Entre realidad y pesadilla
En esas páginas el todopoderoso punto de vista del personaje principal alcanza su cenit. Marcan también una inflexión porque él no podrá sobreponerse nunca a esa experiencia y la muerte se convertirá no sólo en una amenaza sino también en casi una presencia física. El protagonista se identifica no por azar con el mito evangélico de Lázaro y fluctúa entre la realidad y la pesadilla. Su «reencuentro profesional» en forma de éxito –lo son sus conferencias– no saca ya al personaje de esta conciencia de Lázaro. La interpretación que efectúa de su preagonía es sintomática en su buscada ambigüedad.
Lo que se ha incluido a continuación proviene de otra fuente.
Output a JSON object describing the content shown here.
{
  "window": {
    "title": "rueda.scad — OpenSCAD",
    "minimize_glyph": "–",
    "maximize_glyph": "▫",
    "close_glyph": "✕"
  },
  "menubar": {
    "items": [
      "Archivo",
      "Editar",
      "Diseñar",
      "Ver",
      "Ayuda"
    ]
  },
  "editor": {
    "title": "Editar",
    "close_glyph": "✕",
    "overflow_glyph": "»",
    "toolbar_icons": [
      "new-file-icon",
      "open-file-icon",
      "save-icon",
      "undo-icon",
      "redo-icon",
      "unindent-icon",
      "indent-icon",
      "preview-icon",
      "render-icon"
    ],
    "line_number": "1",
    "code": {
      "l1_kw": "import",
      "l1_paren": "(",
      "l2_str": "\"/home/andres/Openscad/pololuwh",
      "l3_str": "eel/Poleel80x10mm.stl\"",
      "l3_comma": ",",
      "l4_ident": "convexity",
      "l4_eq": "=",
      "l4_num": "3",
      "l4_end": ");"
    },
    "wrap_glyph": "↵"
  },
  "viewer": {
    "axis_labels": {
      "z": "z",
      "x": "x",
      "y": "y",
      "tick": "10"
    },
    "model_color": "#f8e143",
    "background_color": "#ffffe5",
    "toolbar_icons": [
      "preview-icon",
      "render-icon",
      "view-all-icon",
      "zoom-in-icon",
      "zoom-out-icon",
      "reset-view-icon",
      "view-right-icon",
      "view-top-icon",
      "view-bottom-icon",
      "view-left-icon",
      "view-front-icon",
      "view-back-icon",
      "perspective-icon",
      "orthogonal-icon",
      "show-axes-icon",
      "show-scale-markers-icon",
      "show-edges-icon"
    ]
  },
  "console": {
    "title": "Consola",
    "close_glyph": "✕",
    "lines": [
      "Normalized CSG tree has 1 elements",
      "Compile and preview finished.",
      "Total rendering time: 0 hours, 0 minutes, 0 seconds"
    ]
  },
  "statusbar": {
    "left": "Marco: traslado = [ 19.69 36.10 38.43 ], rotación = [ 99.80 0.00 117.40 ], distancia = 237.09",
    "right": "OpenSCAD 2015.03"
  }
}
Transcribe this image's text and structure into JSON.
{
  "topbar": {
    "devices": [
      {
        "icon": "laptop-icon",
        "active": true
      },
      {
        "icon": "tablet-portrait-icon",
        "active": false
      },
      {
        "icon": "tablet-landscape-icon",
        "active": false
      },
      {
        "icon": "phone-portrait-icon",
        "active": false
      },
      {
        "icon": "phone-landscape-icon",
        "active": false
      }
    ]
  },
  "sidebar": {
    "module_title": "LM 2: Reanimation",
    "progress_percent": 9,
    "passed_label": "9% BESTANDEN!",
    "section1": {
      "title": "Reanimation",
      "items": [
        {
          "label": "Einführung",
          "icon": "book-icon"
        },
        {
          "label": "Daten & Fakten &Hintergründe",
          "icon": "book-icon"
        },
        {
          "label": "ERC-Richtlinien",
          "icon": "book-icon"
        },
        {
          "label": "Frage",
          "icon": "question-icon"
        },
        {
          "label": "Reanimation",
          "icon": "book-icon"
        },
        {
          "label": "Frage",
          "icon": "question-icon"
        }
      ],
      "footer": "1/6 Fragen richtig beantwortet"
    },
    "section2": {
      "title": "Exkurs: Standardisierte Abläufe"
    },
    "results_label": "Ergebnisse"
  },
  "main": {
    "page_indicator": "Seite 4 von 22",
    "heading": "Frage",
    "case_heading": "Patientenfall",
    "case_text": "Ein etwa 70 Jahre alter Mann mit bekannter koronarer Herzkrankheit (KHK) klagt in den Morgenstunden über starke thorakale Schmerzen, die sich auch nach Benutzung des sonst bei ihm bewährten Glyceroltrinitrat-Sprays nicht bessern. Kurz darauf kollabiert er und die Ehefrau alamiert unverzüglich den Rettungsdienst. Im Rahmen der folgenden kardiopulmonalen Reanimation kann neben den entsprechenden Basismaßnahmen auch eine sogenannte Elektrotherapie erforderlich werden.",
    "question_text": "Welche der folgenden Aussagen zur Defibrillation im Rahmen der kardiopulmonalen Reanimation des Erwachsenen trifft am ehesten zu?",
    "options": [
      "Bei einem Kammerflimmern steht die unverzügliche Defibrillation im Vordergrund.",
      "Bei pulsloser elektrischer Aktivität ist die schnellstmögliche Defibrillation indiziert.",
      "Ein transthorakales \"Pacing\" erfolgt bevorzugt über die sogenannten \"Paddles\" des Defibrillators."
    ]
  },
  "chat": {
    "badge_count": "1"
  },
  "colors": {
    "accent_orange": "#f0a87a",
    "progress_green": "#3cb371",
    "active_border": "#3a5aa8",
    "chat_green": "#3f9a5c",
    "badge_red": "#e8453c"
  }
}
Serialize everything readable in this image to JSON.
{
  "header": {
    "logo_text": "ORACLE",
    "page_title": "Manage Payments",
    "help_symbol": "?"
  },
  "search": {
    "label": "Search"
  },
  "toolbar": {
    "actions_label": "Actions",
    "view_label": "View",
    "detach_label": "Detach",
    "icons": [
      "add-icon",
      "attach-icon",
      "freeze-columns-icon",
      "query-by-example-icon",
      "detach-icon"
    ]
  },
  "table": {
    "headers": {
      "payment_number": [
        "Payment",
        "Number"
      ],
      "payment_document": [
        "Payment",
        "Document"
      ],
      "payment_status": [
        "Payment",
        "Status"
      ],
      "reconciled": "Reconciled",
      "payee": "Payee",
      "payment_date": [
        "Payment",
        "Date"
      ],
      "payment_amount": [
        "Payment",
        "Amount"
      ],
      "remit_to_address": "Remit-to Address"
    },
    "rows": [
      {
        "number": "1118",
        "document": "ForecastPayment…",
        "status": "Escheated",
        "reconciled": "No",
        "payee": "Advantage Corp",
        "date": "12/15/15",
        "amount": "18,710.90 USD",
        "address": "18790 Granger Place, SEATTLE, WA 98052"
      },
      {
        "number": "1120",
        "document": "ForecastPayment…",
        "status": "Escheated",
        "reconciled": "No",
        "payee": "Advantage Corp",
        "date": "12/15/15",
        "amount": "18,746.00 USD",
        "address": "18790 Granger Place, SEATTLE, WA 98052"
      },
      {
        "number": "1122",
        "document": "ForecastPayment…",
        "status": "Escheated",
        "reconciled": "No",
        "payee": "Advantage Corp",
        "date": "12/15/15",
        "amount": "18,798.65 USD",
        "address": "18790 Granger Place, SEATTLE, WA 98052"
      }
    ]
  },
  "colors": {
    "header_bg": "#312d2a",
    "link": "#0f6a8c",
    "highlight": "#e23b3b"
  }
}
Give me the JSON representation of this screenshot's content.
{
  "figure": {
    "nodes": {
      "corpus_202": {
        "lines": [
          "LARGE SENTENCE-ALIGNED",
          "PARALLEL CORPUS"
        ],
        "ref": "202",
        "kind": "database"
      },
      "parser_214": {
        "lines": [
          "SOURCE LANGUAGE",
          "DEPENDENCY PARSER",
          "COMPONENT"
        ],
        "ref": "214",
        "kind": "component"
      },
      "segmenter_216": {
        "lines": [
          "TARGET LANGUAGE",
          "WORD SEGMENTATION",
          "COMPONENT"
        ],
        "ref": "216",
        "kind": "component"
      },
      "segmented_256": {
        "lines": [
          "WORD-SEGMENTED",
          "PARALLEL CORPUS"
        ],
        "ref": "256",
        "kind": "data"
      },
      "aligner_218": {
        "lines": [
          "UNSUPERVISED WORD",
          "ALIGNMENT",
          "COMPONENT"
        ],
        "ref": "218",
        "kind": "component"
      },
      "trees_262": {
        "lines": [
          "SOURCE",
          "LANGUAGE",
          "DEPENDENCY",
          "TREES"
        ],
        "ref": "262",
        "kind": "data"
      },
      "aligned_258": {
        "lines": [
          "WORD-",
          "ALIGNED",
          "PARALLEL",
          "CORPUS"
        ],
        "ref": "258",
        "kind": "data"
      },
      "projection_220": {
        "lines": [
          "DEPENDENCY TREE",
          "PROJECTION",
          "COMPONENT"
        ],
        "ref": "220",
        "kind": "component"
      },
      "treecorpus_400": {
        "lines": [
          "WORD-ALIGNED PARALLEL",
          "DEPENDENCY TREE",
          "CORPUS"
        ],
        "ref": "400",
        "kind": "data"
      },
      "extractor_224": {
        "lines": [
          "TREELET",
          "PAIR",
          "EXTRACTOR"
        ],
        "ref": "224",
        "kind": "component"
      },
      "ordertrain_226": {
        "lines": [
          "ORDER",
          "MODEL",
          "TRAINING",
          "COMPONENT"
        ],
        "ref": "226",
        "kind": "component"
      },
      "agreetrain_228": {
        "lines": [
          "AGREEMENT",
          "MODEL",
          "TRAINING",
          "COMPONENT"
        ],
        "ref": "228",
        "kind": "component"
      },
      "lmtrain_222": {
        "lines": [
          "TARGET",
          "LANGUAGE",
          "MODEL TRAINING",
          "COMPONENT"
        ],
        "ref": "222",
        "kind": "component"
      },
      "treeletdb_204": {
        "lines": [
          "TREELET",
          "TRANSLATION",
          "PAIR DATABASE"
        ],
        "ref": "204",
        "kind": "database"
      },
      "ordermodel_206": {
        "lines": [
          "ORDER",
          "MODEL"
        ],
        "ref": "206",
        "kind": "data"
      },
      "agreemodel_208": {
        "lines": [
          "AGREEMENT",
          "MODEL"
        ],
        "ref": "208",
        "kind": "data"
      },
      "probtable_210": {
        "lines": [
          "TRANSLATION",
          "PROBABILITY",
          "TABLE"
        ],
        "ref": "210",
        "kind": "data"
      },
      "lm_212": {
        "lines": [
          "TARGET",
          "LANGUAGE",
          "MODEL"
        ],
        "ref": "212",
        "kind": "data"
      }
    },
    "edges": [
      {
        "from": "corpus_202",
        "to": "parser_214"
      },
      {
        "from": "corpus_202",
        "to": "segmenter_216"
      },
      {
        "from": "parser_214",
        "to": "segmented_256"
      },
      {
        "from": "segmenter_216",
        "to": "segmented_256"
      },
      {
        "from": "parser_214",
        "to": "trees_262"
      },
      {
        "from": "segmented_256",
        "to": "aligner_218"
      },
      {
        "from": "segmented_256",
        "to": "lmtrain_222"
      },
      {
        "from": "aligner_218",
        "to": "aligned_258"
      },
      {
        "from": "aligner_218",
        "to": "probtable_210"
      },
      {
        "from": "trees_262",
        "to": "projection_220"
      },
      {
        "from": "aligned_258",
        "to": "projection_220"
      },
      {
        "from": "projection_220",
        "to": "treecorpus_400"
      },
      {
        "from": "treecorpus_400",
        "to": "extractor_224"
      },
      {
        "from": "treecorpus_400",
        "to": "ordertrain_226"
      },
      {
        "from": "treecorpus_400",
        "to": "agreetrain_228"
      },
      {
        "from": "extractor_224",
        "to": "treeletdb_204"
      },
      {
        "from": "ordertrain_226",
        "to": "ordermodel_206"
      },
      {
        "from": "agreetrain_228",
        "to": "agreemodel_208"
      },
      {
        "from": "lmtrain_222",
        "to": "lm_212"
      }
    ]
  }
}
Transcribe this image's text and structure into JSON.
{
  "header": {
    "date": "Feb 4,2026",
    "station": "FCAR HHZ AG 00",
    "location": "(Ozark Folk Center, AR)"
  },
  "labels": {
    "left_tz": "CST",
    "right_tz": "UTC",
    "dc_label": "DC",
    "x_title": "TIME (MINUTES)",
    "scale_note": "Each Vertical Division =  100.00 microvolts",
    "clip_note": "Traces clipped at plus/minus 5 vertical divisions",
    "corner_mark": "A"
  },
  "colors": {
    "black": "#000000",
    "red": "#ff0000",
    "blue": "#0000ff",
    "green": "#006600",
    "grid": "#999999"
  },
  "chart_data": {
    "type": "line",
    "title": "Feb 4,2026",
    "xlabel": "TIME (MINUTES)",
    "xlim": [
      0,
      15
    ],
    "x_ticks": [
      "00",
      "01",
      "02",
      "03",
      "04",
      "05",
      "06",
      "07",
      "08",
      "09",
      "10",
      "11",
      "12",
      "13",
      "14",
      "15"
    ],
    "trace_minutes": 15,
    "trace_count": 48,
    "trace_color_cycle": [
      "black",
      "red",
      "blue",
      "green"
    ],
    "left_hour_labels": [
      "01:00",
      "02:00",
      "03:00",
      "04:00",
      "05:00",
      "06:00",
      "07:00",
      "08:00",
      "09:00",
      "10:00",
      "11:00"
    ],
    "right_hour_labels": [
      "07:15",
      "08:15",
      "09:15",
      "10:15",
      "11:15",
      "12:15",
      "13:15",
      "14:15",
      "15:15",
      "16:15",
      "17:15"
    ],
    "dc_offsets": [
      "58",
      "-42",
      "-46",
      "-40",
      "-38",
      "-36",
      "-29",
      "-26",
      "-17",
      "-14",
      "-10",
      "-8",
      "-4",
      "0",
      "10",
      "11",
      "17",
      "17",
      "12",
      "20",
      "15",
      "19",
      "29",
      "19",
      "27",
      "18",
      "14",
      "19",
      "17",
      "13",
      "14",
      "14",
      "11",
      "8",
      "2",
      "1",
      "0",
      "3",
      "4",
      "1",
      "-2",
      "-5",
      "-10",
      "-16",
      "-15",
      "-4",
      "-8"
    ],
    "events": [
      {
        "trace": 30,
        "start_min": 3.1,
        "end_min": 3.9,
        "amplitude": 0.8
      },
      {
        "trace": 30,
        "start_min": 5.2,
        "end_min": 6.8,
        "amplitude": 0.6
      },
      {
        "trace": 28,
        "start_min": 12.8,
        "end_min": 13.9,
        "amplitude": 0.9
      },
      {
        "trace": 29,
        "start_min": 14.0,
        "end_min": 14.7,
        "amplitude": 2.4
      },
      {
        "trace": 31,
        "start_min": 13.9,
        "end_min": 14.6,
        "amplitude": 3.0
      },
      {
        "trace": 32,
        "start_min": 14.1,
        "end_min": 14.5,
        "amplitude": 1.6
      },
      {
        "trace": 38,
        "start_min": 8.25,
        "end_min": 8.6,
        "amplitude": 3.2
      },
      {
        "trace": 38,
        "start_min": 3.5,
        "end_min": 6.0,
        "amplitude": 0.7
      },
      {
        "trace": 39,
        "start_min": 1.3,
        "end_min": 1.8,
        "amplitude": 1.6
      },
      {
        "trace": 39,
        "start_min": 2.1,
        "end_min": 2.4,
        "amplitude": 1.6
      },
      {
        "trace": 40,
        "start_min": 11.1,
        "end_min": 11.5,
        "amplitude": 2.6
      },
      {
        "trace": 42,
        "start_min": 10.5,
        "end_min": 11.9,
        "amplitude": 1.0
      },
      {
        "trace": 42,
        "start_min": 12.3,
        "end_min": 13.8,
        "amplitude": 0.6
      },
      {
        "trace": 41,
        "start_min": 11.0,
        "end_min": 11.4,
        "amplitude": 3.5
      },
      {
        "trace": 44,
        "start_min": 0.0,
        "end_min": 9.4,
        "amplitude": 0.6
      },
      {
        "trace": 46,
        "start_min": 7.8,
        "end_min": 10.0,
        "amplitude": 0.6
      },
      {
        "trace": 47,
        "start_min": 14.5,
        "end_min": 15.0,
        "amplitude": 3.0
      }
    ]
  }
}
Tema este el de Lázaro recurrente en la literatura contemporánea; recordemos tan sólo los grandes poemas de Guillén («Lugar de Lázaro») y Cernuda («Lázaro»). La tumba no se cerró nunca más para Lázaro; tampoco se cierra para esta versión novelesca del mito. Por eso hay quienes han visto esta novela y El viaje como ilustración del tema o mito más amplio del descenso a los infiernos. El personaje soporta además en su conciencia el recuerdo de la guerra civil, en la que adoptó convicciones conservadoras por arbitrario enfrentamiento con su padre, que a punto estuvieron de costarle la vida. Por aquí, por su dramática experiencia carcelaria, entronca el protagonista de Labios con el magnífico juez de Días, Tomás Labayen.
Juan Iturralde escribió con Labios una espléndida novela –novela corta o relato largo, da lo mismo–, servida por un excepcional estilo de narrador. Sin ir contra la economía del género se despliegan aquí auténticas epifanías verbales. Pero en vano buscará el lector referencias a esta novela en algunas acreditadas enciclopedias y podrá comprobar la escasa atención que se dedica al autor en canónicos diccionarios de literatura. Es igual. El catador de esencias no se sentirá defraudado. Al final eso es lo que importa. Iturralde escribía para ese lector.